E-MapReduce - StarRocks Updated to 2.1.1
Apr 22 2022
E-MapReduceContent
Target customers: Enterprise users who have requirements in data analytics scenarios, including multi-dimensional online analytical processing (OLAP) analysis, real-time data analysis, high-concurrency queries, and unified data analysis. StarRocks is widely used in industries such as new retail, Internet finance, and Internet entertainment. Features released: Comprehensive vectorized engine: StarRocks adopts vectorization technologies at the computing layer to optimize all operators, functions, scanning and filtering modules, and import and export modules in a systematic manner. StarRocks makes full use of the parallel computing power of CPUs by using methods such as columnar memory layout and single instruction, multiple data (SIMD) in CPUs.
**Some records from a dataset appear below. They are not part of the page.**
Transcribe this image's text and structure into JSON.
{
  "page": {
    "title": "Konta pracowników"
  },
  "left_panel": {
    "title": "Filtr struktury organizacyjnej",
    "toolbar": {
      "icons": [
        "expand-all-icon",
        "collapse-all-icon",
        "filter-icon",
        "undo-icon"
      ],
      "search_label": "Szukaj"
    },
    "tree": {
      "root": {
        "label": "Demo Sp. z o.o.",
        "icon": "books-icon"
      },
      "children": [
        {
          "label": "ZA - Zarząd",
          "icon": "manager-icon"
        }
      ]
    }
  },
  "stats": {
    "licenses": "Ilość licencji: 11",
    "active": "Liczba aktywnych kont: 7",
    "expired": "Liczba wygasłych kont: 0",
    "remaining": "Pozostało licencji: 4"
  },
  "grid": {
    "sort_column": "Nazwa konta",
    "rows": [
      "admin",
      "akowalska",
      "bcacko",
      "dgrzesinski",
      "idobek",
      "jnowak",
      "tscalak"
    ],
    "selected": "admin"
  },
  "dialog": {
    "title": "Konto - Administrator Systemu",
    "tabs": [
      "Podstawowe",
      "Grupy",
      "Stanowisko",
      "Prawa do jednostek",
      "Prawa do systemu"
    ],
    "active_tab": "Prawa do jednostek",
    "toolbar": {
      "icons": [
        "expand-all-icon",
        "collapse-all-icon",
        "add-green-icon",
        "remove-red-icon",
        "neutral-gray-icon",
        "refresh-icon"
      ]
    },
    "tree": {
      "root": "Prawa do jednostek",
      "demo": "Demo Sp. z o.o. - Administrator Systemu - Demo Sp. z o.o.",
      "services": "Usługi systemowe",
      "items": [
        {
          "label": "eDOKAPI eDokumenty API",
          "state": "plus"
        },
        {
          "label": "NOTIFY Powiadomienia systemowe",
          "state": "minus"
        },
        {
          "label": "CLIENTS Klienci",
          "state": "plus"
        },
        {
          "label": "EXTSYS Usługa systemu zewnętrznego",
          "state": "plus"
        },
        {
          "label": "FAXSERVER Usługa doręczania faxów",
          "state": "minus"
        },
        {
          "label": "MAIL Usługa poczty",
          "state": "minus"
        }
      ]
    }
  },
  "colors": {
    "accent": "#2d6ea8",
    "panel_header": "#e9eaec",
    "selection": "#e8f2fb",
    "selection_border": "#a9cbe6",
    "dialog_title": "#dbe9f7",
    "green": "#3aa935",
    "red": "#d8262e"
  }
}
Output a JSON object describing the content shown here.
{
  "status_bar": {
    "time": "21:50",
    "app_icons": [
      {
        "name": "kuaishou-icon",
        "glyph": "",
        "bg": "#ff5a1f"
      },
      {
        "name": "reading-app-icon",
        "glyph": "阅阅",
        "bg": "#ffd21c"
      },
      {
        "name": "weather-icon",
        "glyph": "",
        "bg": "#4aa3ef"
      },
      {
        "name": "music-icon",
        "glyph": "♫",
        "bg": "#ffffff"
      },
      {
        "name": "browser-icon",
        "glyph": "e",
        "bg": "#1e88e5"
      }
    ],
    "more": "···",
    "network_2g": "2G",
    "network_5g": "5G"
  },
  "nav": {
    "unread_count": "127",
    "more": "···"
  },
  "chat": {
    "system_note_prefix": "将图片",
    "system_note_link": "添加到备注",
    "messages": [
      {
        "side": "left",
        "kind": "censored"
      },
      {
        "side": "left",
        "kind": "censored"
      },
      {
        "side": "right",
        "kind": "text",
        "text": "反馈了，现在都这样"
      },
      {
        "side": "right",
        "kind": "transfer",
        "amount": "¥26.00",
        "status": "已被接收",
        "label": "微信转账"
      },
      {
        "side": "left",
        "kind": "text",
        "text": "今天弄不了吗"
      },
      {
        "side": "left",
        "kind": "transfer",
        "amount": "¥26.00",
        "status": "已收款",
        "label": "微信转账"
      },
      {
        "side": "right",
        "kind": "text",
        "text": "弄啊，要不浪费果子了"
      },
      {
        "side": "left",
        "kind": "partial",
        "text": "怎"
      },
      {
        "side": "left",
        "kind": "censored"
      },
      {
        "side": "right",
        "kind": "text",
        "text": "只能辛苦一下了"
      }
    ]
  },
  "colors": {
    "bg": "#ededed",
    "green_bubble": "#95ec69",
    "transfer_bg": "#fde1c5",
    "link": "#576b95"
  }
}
This way, you can perform multi-dimensional analysis on data at sub-second speeds. Optimized intelligent queries: StarRocks uses a cost-based optimizer (CBO) to implement automatic optimization for complex queries. The CBO uses statistical information to reasonably estimate execution costs and generate a better execution plan, without manual intervention. This greatly improves efficiency of data analysis in ad hoc queries and extract, transform, and load (ETL) scenarios. Federated queries: StarRocks supports federated queries by using external tables. Hive, MySQL, and Elasticsearch external tables are supported. You can directly query data without the need to import data first. This accelerates data queries. Intelligent materialized views: StarRocks supports intelligent materialized views. You can create a materialized view and perform precalculation to generate a pre-aggregate table to accelerate aggregation query requests. Data can be automatically aggregated into the desired materialized view when data is imported. Therefore, the materialized view contains the same data as the source table. When you query data, you do not need to specify a materialized view. StarRocks selects the optimal materialized view. This accelerates queries.